Een zogenaamd rusthuis voor bejaarden
We schrijven het jaar 1968. Onze bekende Piet Zwagerman verblijft dan in rusthuis
"De Vijverhof' en werpt ter gelegenheid van de nieuwe aanbouw een terugblik..
'Mijn herinnering gaat terug tot 1893, toen op de eerste mei van dat jaar, de familie
Zwagerman in Nieuwe Niedorp kwam. Ik was toen een jongen van achteneenhalf jaar
en heb het oude bejaardentehuis nog 17 jaar als zodanig zien gebruiken.

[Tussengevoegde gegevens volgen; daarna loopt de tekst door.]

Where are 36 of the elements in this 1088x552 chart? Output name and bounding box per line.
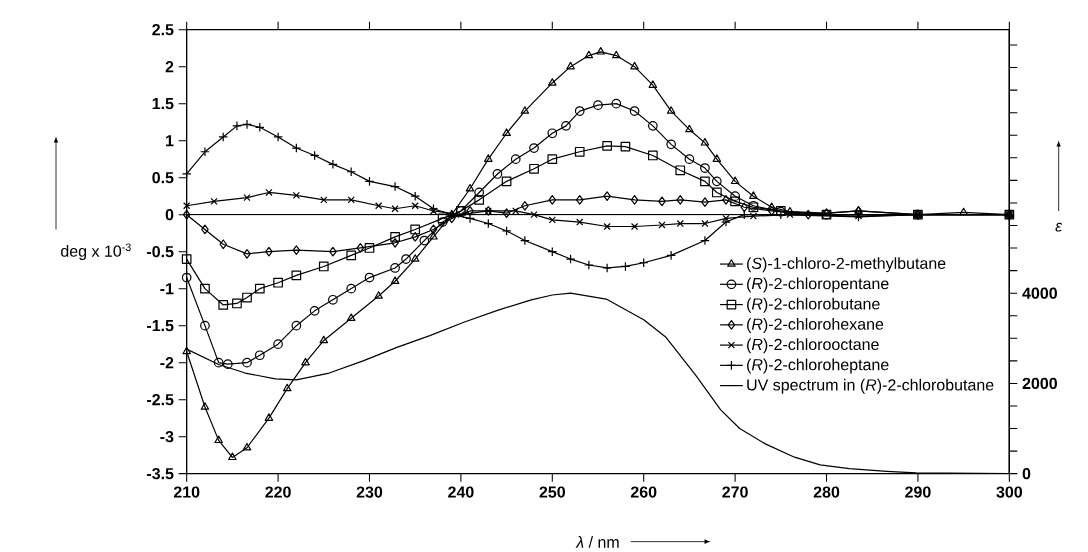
y-tick-label: -1 <box>160 283 174 295</box>
legend-label: (R)-2-chlorobutane <box>747 297 880 313</box>
y-axis-title: deg x 10$^{-3}$ <box>61 243 131 260</box>
y-tick-label: 0 <box>165 208 174 221</box>
x-tick-label: 280 <box>813 486 840 498</box>
y2-tick-label: 2000 <box>1022 377 1057 389</box>
x-tick-label: 260 <box>630 486 657 498</box>
y2-tick-label: 0 <box>1022 467 1031 480</box>
y-tick-label: -0.5 <box>147 245 174 258</box>
y-tick-label: -2 <box>160 356 174 369</box>
y-tick-label: 2 <box>165 60 174 73</box>
y-tick-label: -3 <box>160 430 174 443</box>
x-axis-title: λ / nm <box>575 535 619 548</box>
y-tick-label: 2.5 <box>152 23 174 36</box>
y-tick-label: 1.5 <box>152 97 174 110</box>
x-tick-label: 270 <box>722 486 748 498</box>
legend-label: (R)-2-chlorohexane <box>747 317 884 333</box>
x-tick-label: 210 <box>173 486 200 498</box>
x-tick-label: 290 <box>905 486 931 498</box>
legend-label: UV spectrum in (R)-2-chlorobutane <box>747 378 994 394</box>
y2-tick-label: 4000 <box>1022 287 1057 299</box>
y-tick-label: -2.5 <box>147 393 174 406</box>
x-tick-label: 240 <box>448 486 474 498</box>
legend-label: (S)-1-chloro-2-methylbutane <box>747 257 946 273</box>
x-tick-label: 300 <box>996 486 1023 498</box>
y-tick-label: -1.5 <box>147 319 174 332</box>
y2-axis-title: ε <box>1055 222 1063 232</box>
x-tick-label: 230 <box>356 486 383 498</box>
y-tick-label: 0.5 <box>152 171 174 184</box>
x-tick-label: 250 <box>539 486 565 498</box>
x-tick-label: 220 <box>265 486 291 498</box>
legend-label: (R)-2-chloropentane <box>747 277 889 293</box>
legend-label: (R)-2-chloroheptane <box>747 358 889 374</box>
y-tick-label: 1 <box>166 135 174 147</box>
legend-label: (R)-2-chlorooctane <box>747 338 879 354</box>
y-tick-label: -3.5 <box>147 467 174 480</box>
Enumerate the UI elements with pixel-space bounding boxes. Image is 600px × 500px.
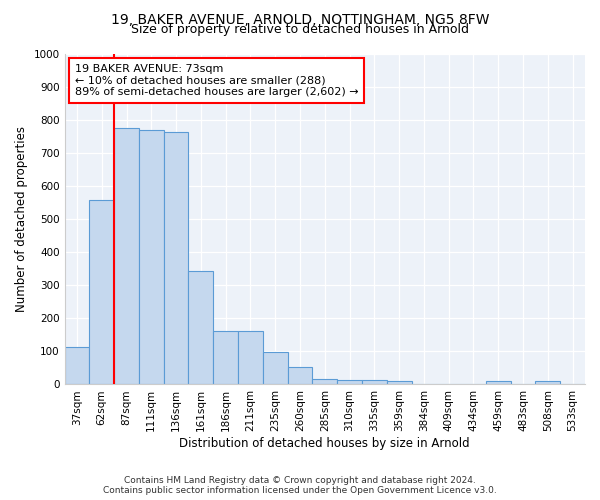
Bar — [263, 352, 287, 384]
Bar — [337, 380, 362, 384]
Text: Size of property relative to detached houses in Arnold: Size of property relative to detached ho… — [131, 22, 469, 36]
Bar — [213, 330, 238, 384]
Text: Contains HM Land Registry data © Crown copyright and database right 2024.
Contai: Contains HM Land Registry data © Crown c… — [103, 476, 497, 495]
Bar — [139, 130, 164, 384]
Bar — [486, 381, 511, 384]
Bar — [535, 381, 560, 384]
Bar — [362, 380, 387, 384]
Bar — [238, 330, 263, 384]
Bar — [114, 128, 139, 384]
X-axis label: Distribution of detached houses by size in Arnold: Distribution of detached houses by size … — [179, 437, 470, 450]
Bar — [287, 368, 313, 384]
Bar — [65, 348, 89, 385]
Bar — [188, 271, 213, 384]
Bar — [89, 200, 114, 384]
Text: 19, BAKER AVENUE, ARNOLD, NOTTINGHAM, NG5 8FW: 19, BAKER AVENUE, ARNOLD, NOTTINGHAM, NG… — [111, 12, 489, 26]
Y-axis label: Number of detached properties: Number of detached properties — [15, 126, 28, 312]
Bar — [164, 132, 188, 384]
Bar — [313, 378, 337, 384]
Bar — [387, 381, 412, 384]
Text: 19 BAKER AVENUE: 73sqm
← 10% of detached houses are smaller (288)
89% of semi-de: 19 BAKER AVENUE: 73sqm ← 10% of detached… — [75, 64, 359, 97]
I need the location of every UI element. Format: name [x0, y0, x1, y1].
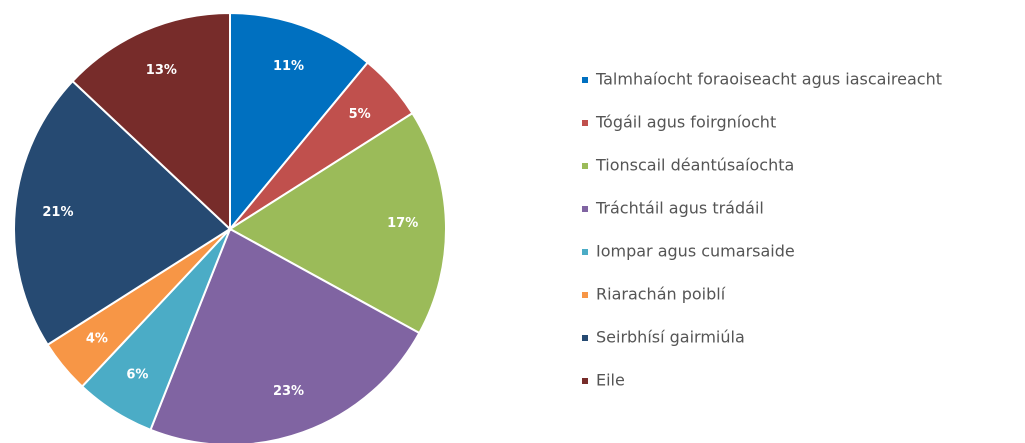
legend-label: Tionscail déantúsaíochta: [595, 156, 794, 175]
data-label: 4%: [86, 332, 108, 347]
legend-label: Talmhaíocht foraoiseacht agus iascaireac…: [595, 70, 942, 89]
pie-slice: [149, 227, 421, 443]
legend-marker: [582, 206, 588, 212]
data-label: 13%: [146, 63, 177, 78]
legend-marker: [582, 292, 588, 298]
data-label: 11%: [273, 59, 304, 74]
data-label: 5%: [349, 107, 371, 122]
legend-label: Tógáil agus foirgníocht: [595, 113, 776, 132]
legend-label: Eile: [596, 371, 625, 390]
pie-slice: [13, 79, 232, 347]
legend-marker: [582, 249, 588, 255]
legend-label: Seirbhísí gairmiúla: [596, 328, 745, 347]
legend-marker: [582, 120, 588, 126]
data-label: 17%: [387, 216, 418, 231]
data-label: 6%: [126, 367, 148, 382]
legend-label: Iompar agus cumarsaide: [596, 242, 795, 261]
pie-slice: [229, 11, 370, 232]
pie-slice: [71, 11, 231, 232]
legend-marker: [582, 335, 588, 341]
legend-marker: [582, 77, 588, 83]
data-label: 23%: [273, 384, 304, 399]
data-label: 21%: [42, 205, 73, 220]
legend-label: Riarachán poiblí: [596, 285, 726, 304]
legend-marker: [582, 163, 588, 169]
pie-slice: [228, 111, 447, 335]
legend-marker: [582, 378, 588, 384]
legend-label: Tráchtáil agus trádáil: [595, 199, 764, 218]
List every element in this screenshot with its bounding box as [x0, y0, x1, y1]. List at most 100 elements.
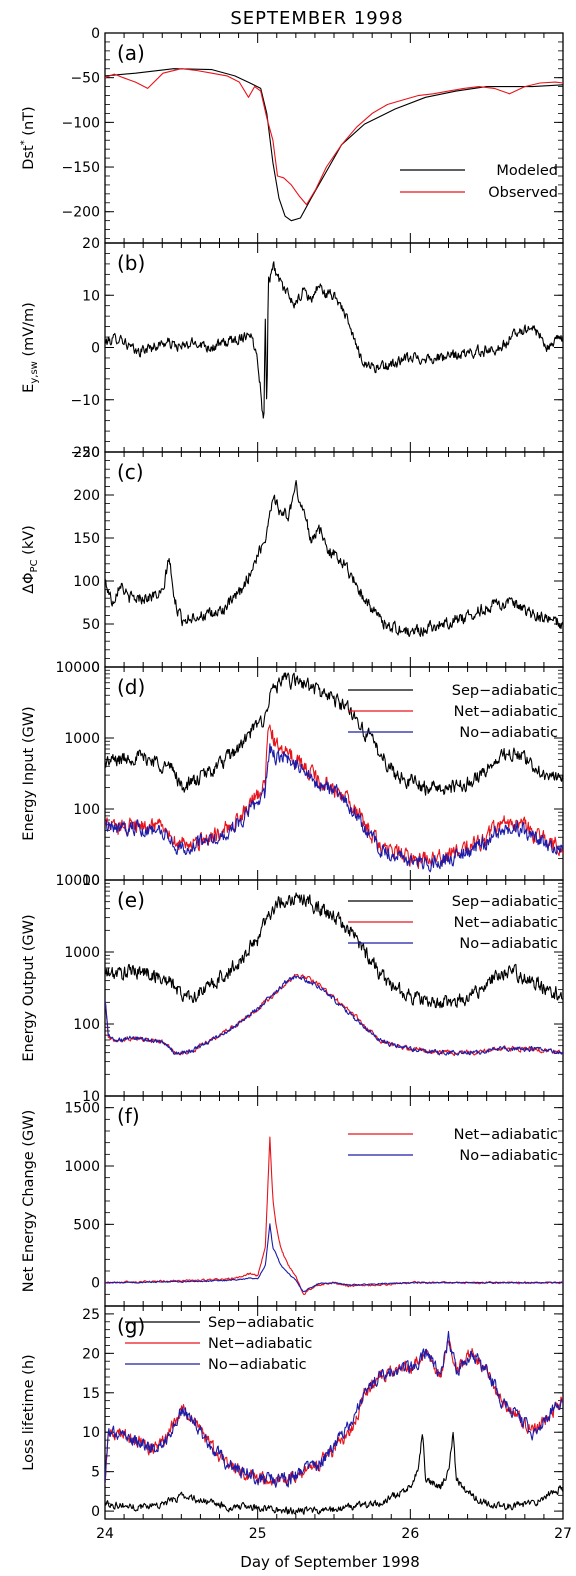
y-axis-label-sub: y,sw	[29, 361, 40, 384]
series-line-sep-adiabatic	[105, 892, 563, 1009]
y-tick-label: 5	[91, 1465, 100, 1481]
y-tick-label: 50	[82, 617, 100, 633]
series-line-no-adiabatic	[105, 1330, 563, 1488]
y-axis-label-main: E	[21, 384, 37, 393]
y-tick-label: 1500	[64, 1101, 100, 1117]
x-tick-label: 26	[401, 1526, 419, 1542]
legend-label: Net−adiabatic	[454, 1127, 558, 1143]
series-line-no-adiabatic	[105, 975, 563, 1056]
y-tick-label: 10000	[55, 873, 100, 889]
y-axis-label-unit: (kV)	[21, 525, 37, 555]
series-line-net-adiabatic	[105, 1136, 563, 1296]
series-line-net-adiabatic	[105, 724, 563, 870]
y-tick-label: 1000	[64, 945, 100, 961]
y-tick-label: −50	[70, 71, 100, 87]
legend-label: Sep−adiabatic	[452, 894, 558, 910]
y-axis-label-main: ΔΦ	[21, 572, 37, 593]
y-axis-label-sub: PC	[29, 559, 40, 572]
y-axis-label: Energy Input (GW)	[21, 706, 37, 840]
y-tick-label: 0	[91, 341, 100, 357]
series-line-observed	[105, 68, 563, 206]
x-tick-label: 25	[249, 1526, 267, 1542]
y-tick-label: 0	[91, 660, 100, 676]
series-line-no-adiabatic	[105, 743, 563, 873]
panels: 0−50−100−150−200(a)Dst* (nT)ModeledObser…	[19, 26, 572, 1542]
legend-label: Net−adiabatic	[208, 1336, 312, 1352]
legend-label: Sep−adiabatic	[208, 1315, 314, 1331]
plot-frame	[104, 1305, 564, 1520]
y-tick-label: 10	[82, 1089, 100, 1105]
series-line-data	[105, 261, 563, 419]
panel-f: 0 500 1000 1500 (f) Net Energy Change (GW) Net…	[21, 1095, 564, 1307]
panel-letter: (a)	[117, 41, 145, 65]
y-tick-label: 10	[82, 1425, 100, 1441]
legend-label: Modeled	[496, 163, 558, 179]
figure-title: SEPTEMBER 1998	[230, 8, 403, 29]
y-axis-label: Dst* (nT)	[19, 106, 37, 169]
legend-label: Sep−adiabatic	[452, 683, 558, 699]
y-tick-label: 0	[91, 26, 100, 42]
plot-frame	[104, 242, 564, 453]
y-tick-label: 25	[82, 1307, 100, 1323]
y-tick-label: 20	[82, 236, 100, 252]
y-tick-label: −10	[70, 393, 100, 409]
panel-d: 10 100 1000 10000 (d) Energy Input (GW) Sep−ad…	[21, 660, 564, 889]
plot-frame	[104, 32, 564, 244]
panel-letter: (f)	[117, 1104, 140, 1128]
legend-label: Net−adiabatic	[454, 704, 558, 720]
x-tick-label: 27	[554, 1526, 572, 1542]
y-axis-label: Energy Output (GW)	[21, 914, 37, 1061]
panel-e: 10 100 1000 10000 (e) Energy Output (GW) Sep−a…	[21, 873, 564, 1105]
y-tick-label: 250	[73, 445, 100, 461]
y-axis-label-sup: *	[19, 140, 30, 145]
y-axis-label: ΔΦPC (kV)	[21, 525, 40, 594]
y-tick-label: −200	[62, 205, 100, 221]
y-tick-label: 100	[73, 1017, 100, 1033]
y-axis-label: Loss lifetime (h)	[21, 1354, 37, 1470]
panel-b: 20 10 0 −10 −20 (b) Ey,sw (mV/m)	[21, 236, 564, 461]
panel-letter: (c)	[117, 460, 144, 484]
plot-frame	[104, 451, 564, 668]
series-line-sep-adiabatic	[105, 1431, 563, 1515]
y-axis-label-unit: (nT)	[21, 106, 37, 135]
legend-label: No−adiabatic	[459, 725, 558, 741]
y-tick-label: 20	[82, 1346, 100, 1362]
y-tick-label: 500	[73, 1217, 100, 1233]
legend-label: No−adiabatic	[459, 1148, 558, 1164]
series-line-sep-adiabatic	[105, 672, 563, 796]
panel-letter: (g)	[117, 1314, 145, 1338]
x-tick-label: 24	[96, 1526, 114, 1542]
series-line-data	[105, 480, 563, 638]
y-tick-label: 200	[73, 488, 100, 504]
panel-letter: (e)	[117, 888, 145, 912]
y-tick-label: 1000	[64, 731, 100, 747]
y-axis-label-unit: (mV/m)	[21, 302, 37, 356]
series-line-no-adiabatic	[105, 1223, 563, 1293]
y-axis-label: Ey,sw (mV/m)	[21, 302, 40, 393]
y-axis-label-main: Dst	[21, 145, 37, 170]
series-line-modeled	[105, 68, 563, 222]
panel-a: 0 −50 −100 −150 −200 (a) Dst* (nT) Modeled Obser…	[19, 26, 564, 244]
y-tick-label: 10	[82, 873, 100, 889]
y-tick-label: −150	[62, 160, 100, 176]
y-tick-label: 0	[91, 1504, 100, 1520]
panel-letter: (d)	[117, 675, 145, 699]
legend-label: Net−adiabatic	[454, 915, 558, 931]
panel-c: 0 50 100 150 200 250 (c) ΔΦPC (kV)	[21, 445, 564, 676]
x-axis-label: Day of September 1998	[240, 1553, 419, 1571]
y-tick-label: 15	[82, 1386, 100, 1402]
panel-g: 0 5 10 15 20 25 (g) Loss lifetime (h) 24 25 26 27 Se…	[21, 1305, 572, 1542]
y-tick-label: 100	[73, 574, 100, 590]
y-tick-label: −100	[62, 115, 100, 131]
panel-letter: (b)	[117, 251, 145, 275]
series-line-net-adiabatic	[105, 1340, 563, 1486]
y-tick-label: 10000	[55, 660, 100, 676]
y-tick-label: 150	[73, 531, 100, 547]
y-tick-label: 0	[91, 1276, 100, 1292]
y-tick-label: −20	[70, 445, 100, 461]
y-tick-label: 10	[82, 288, 100, 304]
y-tick-label: 100	[73, 802, 100, 818]
legend-label: Observed	[488, 185, 558, 201]
y-tick-label: 1000	[64, 1159, 100, 1175]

Wij kwamen op die eerste mei 1893 uit Hoogkarspel naar Nieuwe Niedorp, en mijn
moeder (Jantje Rezelman) die van geboorte een Niedorpse was, had ons wel eens ver
teld, dat er hier zo'n inrichting was. Zij kende dat gebouw terdege, want ze was
geboren en opgegroeid op de boerderij die nu eigendom is van de familie Peterse
inmiddels bloembinderij Pimpernel/ j.k.). Dus in de onmiddellijke nabijheid.
In Hoogkarspel, waar wij woonden, was zo'n inrichting niet en de levensvoorwaarden
van arme oude mensen waren dan ook niet bepaald schitterend te noemen.
Ze werden door de diaconie of door de Gemeente onder dak gebracht bij mensen die
ze in de kost namen, om er wat aan te verdienen. Of ze woonden tot hun dood in een
wrak huisje, waar ze van een beetje onderstand moesten zien rond te komen.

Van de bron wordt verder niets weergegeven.